5,000 steps to nowhere

The Central Bank’s currency restructuring plan is in its final throes. The president withdrew his support of the creation of the new ₦5,000 note and everything crumbled after that. I imagined the people championing it crawling back to their caves muttering to themselves that nobody wants the country to progress.

I never mentioned the plan because I didn’t understand it. I’m not an economist, I don’t have a theory or data showing that it will succeed in pushing us into a tailspin that will eventually lead to the creation of the one trillion naira note.
So when people start talking about it, I just shut up and try to make jokes to stay relevant. But I noticed a pattern here that is common to Nigerian governance.

A few years ago, I was driving back home with my girlfriend from a restaurant.
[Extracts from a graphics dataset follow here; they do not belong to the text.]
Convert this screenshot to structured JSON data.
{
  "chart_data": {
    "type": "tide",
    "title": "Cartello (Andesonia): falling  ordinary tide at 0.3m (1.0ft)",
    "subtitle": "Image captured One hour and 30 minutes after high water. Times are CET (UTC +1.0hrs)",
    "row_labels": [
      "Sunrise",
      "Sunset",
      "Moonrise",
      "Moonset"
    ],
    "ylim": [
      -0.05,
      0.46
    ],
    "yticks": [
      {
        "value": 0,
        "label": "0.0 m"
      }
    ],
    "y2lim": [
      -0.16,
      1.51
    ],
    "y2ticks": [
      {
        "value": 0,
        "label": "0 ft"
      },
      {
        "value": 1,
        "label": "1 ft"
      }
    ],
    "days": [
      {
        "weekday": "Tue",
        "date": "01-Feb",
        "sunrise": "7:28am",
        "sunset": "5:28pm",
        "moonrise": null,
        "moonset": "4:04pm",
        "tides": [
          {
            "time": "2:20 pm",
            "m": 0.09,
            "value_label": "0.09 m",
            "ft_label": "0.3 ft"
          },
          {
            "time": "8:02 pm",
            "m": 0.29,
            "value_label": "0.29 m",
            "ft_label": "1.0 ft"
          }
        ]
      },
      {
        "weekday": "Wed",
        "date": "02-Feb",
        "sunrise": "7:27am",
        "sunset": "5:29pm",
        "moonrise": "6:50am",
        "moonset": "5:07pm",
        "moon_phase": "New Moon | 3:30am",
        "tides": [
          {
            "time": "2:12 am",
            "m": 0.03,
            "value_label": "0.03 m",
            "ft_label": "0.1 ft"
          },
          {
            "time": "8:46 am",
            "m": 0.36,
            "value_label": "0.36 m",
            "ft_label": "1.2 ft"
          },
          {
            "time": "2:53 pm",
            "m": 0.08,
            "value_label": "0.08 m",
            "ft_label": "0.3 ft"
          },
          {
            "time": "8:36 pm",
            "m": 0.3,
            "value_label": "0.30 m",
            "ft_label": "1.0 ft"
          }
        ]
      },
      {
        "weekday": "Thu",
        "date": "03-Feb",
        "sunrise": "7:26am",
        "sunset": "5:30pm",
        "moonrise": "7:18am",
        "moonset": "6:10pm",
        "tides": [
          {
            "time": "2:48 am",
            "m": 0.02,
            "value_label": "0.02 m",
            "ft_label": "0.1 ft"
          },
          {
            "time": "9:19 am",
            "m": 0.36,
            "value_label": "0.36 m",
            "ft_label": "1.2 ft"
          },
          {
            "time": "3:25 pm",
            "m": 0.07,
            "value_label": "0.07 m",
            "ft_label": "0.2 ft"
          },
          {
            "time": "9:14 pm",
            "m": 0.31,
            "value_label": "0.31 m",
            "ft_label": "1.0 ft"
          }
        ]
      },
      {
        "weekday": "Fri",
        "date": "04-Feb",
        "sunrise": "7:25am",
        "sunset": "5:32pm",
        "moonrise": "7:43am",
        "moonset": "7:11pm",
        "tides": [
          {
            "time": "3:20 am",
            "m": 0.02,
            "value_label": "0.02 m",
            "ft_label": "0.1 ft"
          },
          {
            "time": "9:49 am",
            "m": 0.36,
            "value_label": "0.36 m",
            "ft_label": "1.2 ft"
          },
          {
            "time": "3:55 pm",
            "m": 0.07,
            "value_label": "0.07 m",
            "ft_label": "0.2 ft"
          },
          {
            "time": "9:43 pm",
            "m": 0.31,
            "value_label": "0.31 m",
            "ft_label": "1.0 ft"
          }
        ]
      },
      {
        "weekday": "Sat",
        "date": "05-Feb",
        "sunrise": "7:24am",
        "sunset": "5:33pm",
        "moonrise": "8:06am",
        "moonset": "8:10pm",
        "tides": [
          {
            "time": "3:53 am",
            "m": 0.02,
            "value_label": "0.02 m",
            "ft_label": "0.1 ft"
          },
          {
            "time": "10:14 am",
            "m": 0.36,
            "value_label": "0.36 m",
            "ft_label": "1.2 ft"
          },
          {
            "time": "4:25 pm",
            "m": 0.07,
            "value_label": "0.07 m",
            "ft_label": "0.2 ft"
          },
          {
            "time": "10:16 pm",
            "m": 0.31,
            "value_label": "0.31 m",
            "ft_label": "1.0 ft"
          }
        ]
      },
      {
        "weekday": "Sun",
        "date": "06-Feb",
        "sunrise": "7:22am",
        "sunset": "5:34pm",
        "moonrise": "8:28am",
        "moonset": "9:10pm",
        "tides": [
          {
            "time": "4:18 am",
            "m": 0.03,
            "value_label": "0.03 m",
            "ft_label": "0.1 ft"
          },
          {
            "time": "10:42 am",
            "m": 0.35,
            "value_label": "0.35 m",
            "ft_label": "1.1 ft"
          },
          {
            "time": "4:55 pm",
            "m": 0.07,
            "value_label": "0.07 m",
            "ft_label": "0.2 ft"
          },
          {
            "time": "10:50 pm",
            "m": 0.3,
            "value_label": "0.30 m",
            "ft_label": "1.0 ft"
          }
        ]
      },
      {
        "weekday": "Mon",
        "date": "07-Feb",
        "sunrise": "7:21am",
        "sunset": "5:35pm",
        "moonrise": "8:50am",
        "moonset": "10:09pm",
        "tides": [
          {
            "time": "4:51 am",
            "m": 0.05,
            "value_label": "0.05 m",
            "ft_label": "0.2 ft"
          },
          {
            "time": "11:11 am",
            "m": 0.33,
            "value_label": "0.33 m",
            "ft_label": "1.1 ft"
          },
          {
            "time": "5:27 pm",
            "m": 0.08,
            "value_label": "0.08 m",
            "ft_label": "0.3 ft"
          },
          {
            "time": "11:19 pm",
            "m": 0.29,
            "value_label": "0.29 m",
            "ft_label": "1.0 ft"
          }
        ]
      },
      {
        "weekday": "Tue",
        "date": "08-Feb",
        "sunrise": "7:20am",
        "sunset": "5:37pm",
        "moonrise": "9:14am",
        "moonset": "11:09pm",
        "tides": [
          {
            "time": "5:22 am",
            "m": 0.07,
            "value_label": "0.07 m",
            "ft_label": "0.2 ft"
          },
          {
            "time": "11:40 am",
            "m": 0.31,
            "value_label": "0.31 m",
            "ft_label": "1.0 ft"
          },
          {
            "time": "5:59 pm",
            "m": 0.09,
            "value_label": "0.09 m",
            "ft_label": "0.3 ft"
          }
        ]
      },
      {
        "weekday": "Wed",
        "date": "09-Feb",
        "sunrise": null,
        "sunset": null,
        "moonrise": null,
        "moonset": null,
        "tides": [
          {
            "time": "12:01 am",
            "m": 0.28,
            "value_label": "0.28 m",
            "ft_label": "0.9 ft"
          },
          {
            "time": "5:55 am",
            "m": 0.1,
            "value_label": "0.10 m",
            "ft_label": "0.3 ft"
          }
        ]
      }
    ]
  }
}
It was the end of a long night, so we’re sitting in quiet introspection. Well, I am, I don’t know what she’s doing.

Then she speaks up and mentions some far-off event that she wants us to attend together.
“Charles is having a graduation party on the last Saturday in May.”

I don’t reply, I just grunt. Neither a yes nor a no. Just “Hmph” which is short for ‘We’ll see when the time comes.’

May is still over six months away, I can’t project that far. I don’t know this Charles fellow that well, and things will change between now and then, so I’ll cross that bridge when we get to it.

Also, I expect she knows I don’t want to attend, so she should ease me into it. Sweet-talk me a little, don’t drop an invitation into my lap eight months before and say, “I told you o.”

But she doesn’t bring it up again. Because she thinks she has done her part by giving me notice, and she is trying to avoid the confrontation of talking about it.

Not one word, until the day before the party when she sends me a text message saying, “What time do you want to go?”

Huh? Go where?

Now, you could make the argument that I should do a better job of making myself approachable in the relationship.
But like every good arguer, I’ll divert attention from my general flaws by focusing on something else more specific. Namely, even though she claims she told me about the party, would she say that as partners we discussed it and came to a conclusion?

The Nigerian government has a bad habit of doing this, of mentioning an impending change, getting poor public response and going silent on it.
Then the next time you hear about it, they are announcing that it has been finalized and there isn’t an alternative.

Fuel subsidy, ₦5,000 note, new license plates….

With this technique, they get people to accept their plans with a show of force and strong sentences like … ‘It has already been decided’ or ‘There is no going back.’
The problem is it makes it too easy for people who oppose you to suggest you have ulterior motives and it makes it harder for people who are undecided to take your side when they think you’re being sneaky.

Nothing is final because we are your customers, we are your partners. As soon as I read that text I was out on the street picketing: No party, no relationship.

Political leadership is only about 30% coming up with cool plans, the remaining 70% is carrying the people along with you, by lying, convincing, lobbying. I don’t understand how our government can be so bad at public relations.